Experimental investigation on hydrodynamic performance of a helmholtz resonator-based floating breakwater array

Abstract

Addressing the limitations of traditional floating breakwaters in intermediate to long-period wave attenuation, this research experimentally investigated the hydrodynamic performance of a Helmholtz-type floating breakwater (FB) array. Bloch band theory was employed to predict resonant bands. The mechanism of Helmholtz resonance is explained. The influence of geometrical design parameters is also considered. It is found that Helmholtz resonance, unlike Bragg resonance, can occur in a single structure at a lower frequency, making it suitable for attenuating long waves.
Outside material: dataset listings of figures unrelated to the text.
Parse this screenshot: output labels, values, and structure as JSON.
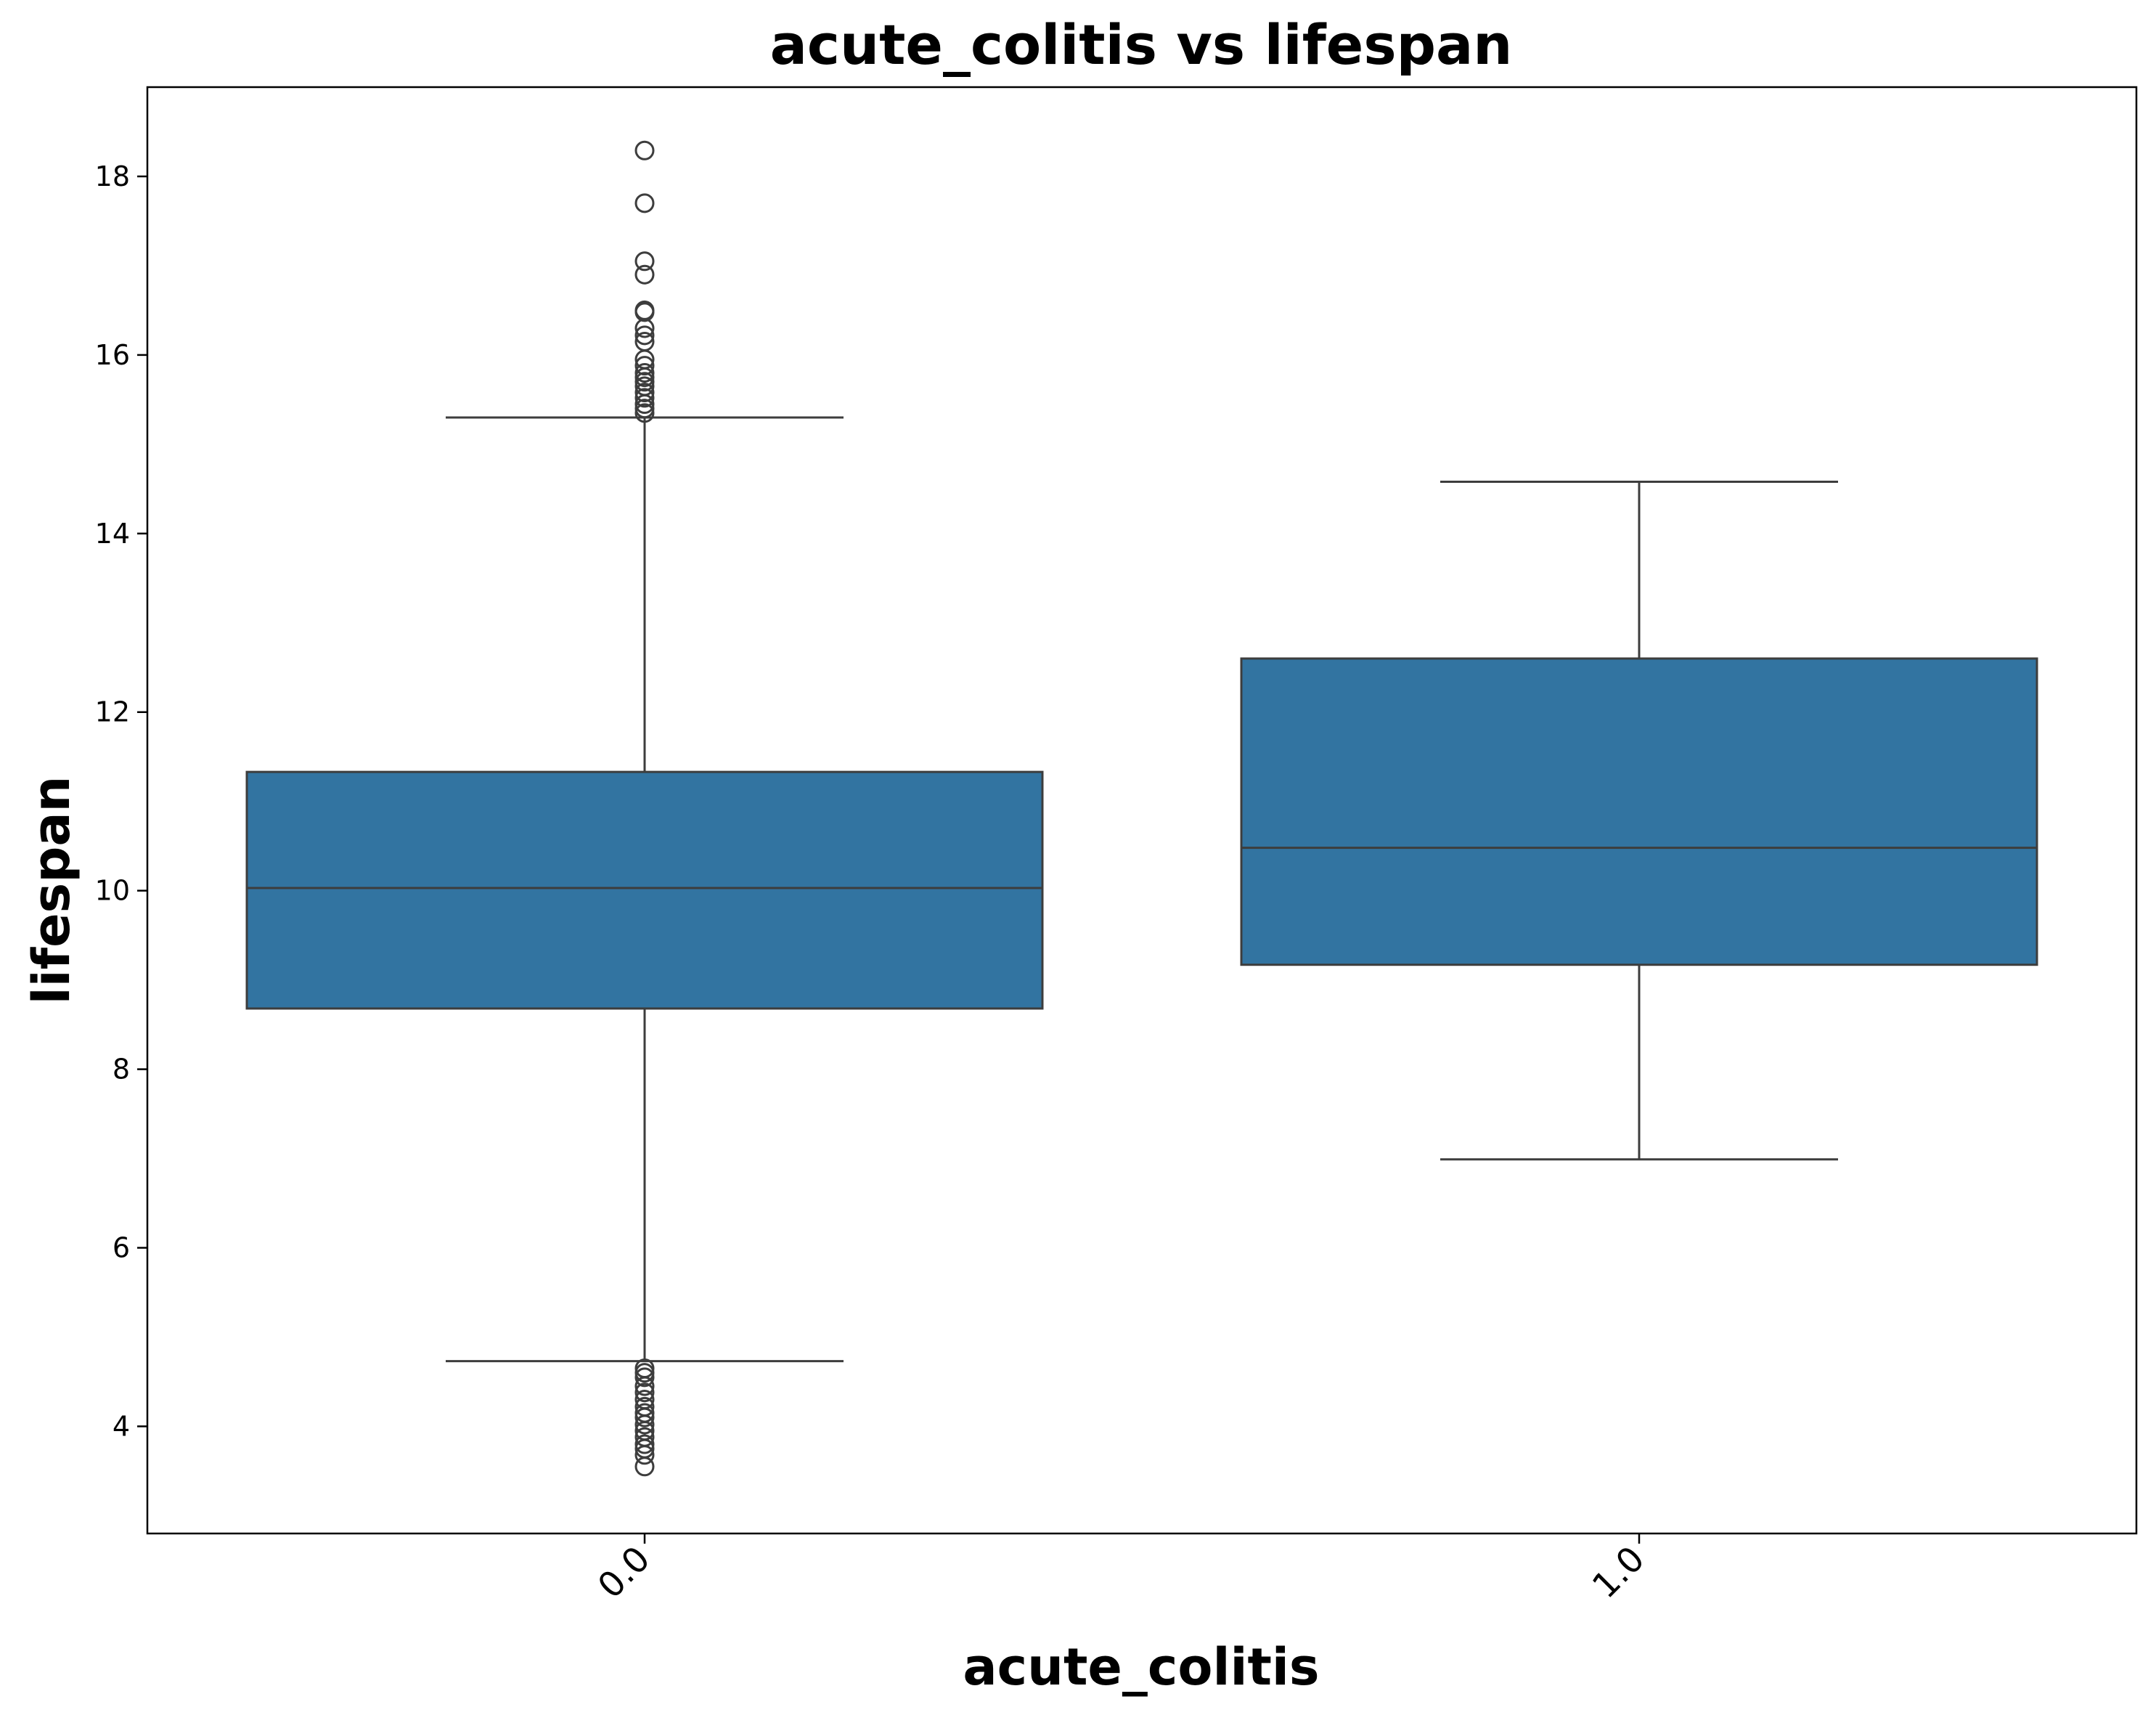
{
  "chart_data": {
    "type": "box",
    "title": "acute_colitis vs lifespan",
    "xlabel": "acute_colitis",
    "ylabel": "lifespan",
    "ylim": [
      2.8,
      19.0
    ],
    "yticks": [
      4,
      6,
      8,
      10,
      12,
      14,
      16,
      18
    ],
    "categories": [
      "0.0",
      "1.0"
    ],
    "grid": false,
    "legend": "none",
    "colors": {
      "box_fill": "#3274a1",
      "line": "#3d3d3d",
      "axes": "#000000"
    },
    "boxes": [
      {
        "category": "0.0",
        "whisker_low": 4.73,
        "q1": 8.68,
        "median": 10.03,
        "q3": 11.33,
        "whisker_high": 15.3,
        "outliers": [
          18.29,
          17.7,
          17.05,
          16.9,
          16.5,
          16.48,
          16.3,
          16.22,
          16.15,
          15.95,
          15.88,
          15.8,
          15.75,
          15.7,
          15.65,
          15.58,
          15.52,
          15.45,
          15.4,
          15.35,
          4.65,
          4.6,
          4.55,
          4.45,
          4.38,
          4.3,
          4.22,
          4.15,
          4.1,
          4.02,
          3.95,
          3.88,
          3.8,
          3.75,
          3.68,
          3.55
        ]
      },
      {
        "category": "1.0",
        "whisker_low": 6.99,
        "q1": 9.17,
        "median": 10.48,
        "q3": 12.6,
        "whisker_high": 14.58,
        "outliers": []
      }
    ]
  }
}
In addition, the band gaps derived from Bloch Band theory match well with the experimental results, accurately predicting the frequency ranges of Helmholtz resonance. When Helmholtz resonance is activated, the radiated waves produced inside the FB cavity interact with the incoming waves, leading to the dissipation of wave energy. The maximum dissipation coefficient is observed within the frequency range corresponding to Helmholtz resonance. Meanwhile, as the opening width decreases and the draft increases, the Helmholtz resonant frequency shifts toward lower frequencies, and the resonant intensity weakens. Increasing the number of models in the array enhances the resonant strength and improves wave attenuation performance, although the rate of improvement gradually diminishes. Moreover, combining models with the different opening widths and optimizing their arrangement sequence (i.e., placing models with larger openings at the front) can broaden the resonant frequency band and enhance the overall wave attenuation performance.